O INCENTIVO FISCAL DECORRENTE DA PRÁTICA DE ATIVIDADES HOSPITALARES POR ENTIDADES PRIVADAS, DIVERSAS DO ENTE HOSPITALAR EM SENTIDO ESTRITO

31/10/2019

Dentre os direitos essenciais anotados no texto constitucional, o direito social à saúde emana do art. 6º da Constituição da República.

Essencial e fundamental, o direito à saúde possui uma seção inteira dedicada a ele, direito de todos e dever do Estado, assegurado mediante políticas públicas sociais e econômicas que visem a redução de doenças, mediante o acesso universal e igualitário (CF, artigo 196 e seguintes).

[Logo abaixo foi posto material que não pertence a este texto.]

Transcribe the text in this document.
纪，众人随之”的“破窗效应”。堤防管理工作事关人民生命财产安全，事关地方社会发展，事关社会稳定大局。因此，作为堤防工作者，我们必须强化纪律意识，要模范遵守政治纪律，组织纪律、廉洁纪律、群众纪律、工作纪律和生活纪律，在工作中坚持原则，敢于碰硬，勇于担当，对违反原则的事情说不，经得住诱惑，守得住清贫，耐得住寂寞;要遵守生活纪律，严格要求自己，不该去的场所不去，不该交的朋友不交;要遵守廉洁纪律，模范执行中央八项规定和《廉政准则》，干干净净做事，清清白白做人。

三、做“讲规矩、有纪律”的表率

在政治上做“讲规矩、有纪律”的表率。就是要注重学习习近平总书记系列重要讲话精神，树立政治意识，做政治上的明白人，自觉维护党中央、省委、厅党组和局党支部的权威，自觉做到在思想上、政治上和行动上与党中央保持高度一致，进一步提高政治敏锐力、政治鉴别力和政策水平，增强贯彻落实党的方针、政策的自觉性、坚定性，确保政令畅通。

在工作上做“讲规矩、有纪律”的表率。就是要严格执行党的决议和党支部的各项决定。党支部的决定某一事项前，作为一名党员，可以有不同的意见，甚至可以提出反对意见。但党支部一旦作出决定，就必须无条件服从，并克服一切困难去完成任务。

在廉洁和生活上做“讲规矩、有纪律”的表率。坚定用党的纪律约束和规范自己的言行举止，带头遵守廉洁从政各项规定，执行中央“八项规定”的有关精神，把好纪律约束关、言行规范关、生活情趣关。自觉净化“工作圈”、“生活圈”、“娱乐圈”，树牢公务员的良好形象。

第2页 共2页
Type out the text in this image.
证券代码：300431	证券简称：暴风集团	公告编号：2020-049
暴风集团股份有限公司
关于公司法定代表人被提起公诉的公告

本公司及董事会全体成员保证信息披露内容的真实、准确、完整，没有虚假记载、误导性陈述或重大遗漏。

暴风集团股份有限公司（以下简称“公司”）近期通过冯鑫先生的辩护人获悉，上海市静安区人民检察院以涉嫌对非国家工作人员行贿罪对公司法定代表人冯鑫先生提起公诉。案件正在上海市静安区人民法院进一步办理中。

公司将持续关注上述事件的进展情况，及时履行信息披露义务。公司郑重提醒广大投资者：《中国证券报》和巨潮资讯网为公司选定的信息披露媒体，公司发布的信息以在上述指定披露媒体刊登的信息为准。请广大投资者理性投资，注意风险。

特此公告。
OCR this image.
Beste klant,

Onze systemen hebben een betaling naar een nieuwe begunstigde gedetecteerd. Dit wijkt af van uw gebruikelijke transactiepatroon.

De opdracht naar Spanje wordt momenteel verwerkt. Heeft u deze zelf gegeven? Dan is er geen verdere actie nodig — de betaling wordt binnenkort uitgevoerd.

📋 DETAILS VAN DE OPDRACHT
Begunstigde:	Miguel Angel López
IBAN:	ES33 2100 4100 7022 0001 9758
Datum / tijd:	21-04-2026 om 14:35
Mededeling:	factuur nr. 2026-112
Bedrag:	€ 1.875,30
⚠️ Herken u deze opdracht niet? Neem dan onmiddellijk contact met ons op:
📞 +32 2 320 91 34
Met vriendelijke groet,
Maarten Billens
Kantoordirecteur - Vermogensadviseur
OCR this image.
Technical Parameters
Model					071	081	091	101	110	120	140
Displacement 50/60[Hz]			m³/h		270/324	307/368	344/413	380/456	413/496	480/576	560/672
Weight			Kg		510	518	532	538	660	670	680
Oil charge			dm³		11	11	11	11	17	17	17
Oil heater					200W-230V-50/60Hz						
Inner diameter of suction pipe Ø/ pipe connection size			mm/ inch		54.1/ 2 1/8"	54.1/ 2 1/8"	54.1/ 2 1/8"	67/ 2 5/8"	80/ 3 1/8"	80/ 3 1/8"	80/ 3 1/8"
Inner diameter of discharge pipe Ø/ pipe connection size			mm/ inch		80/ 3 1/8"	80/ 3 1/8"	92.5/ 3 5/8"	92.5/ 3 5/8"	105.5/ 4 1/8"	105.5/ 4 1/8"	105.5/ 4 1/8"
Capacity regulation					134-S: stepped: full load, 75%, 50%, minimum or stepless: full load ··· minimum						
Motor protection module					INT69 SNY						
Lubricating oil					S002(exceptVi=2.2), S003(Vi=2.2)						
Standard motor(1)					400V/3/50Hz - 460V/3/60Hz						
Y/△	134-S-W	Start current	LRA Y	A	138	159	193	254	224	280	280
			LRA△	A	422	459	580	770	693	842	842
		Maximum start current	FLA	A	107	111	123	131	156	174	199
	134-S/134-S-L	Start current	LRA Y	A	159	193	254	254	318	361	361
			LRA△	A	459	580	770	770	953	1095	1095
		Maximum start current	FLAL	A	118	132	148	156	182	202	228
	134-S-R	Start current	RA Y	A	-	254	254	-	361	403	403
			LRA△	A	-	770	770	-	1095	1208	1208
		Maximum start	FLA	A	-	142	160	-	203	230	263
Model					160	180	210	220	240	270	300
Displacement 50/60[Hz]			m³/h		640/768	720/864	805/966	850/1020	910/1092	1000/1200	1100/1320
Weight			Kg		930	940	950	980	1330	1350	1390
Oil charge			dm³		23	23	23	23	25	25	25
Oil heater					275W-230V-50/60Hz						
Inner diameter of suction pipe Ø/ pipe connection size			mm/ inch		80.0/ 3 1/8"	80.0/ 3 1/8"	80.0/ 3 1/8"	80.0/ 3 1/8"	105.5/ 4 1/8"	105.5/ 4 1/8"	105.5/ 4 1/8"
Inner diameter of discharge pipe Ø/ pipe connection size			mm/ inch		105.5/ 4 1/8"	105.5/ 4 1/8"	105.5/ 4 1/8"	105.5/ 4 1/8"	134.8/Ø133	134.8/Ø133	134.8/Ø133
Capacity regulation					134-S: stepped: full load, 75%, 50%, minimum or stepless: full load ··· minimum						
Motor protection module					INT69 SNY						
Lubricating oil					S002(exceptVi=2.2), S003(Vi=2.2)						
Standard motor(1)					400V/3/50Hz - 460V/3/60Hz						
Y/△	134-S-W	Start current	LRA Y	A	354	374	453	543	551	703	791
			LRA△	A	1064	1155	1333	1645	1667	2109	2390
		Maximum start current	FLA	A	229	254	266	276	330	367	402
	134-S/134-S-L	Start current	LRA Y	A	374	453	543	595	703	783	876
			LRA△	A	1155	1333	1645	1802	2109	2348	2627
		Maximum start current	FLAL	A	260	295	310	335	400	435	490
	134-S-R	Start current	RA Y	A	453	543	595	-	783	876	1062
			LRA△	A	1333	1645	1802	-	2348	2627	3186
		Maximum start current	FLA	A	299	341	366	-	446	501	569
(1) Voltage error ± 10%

O assunto aqui debatido diz respeito a um incentivo fiscal que visa ampliar a oferta de serviços médicos equiparados a hospitalares, por entes privados, a fim de reduzir o custo social. Podem beneficiar-se do incentivo, os hospitais, as clínicas, inclusive odontológicas, e laboratórios.

O ponto focal do incentivo decorre do reenquadramento de alíquotas que presumem o lucro. Explica-se: se uma determinada empresa não faz uso do incentivo fiscal, para efeito do IRPJ (Imposto de Renda da Pessoa Jurídica), presume-se o lucro em 32%. A mesma situação-hipótese ocorre com a CSLL (Contribuição Social Sobre o Lucro Líquido), presumindo-se o lucro em 32%.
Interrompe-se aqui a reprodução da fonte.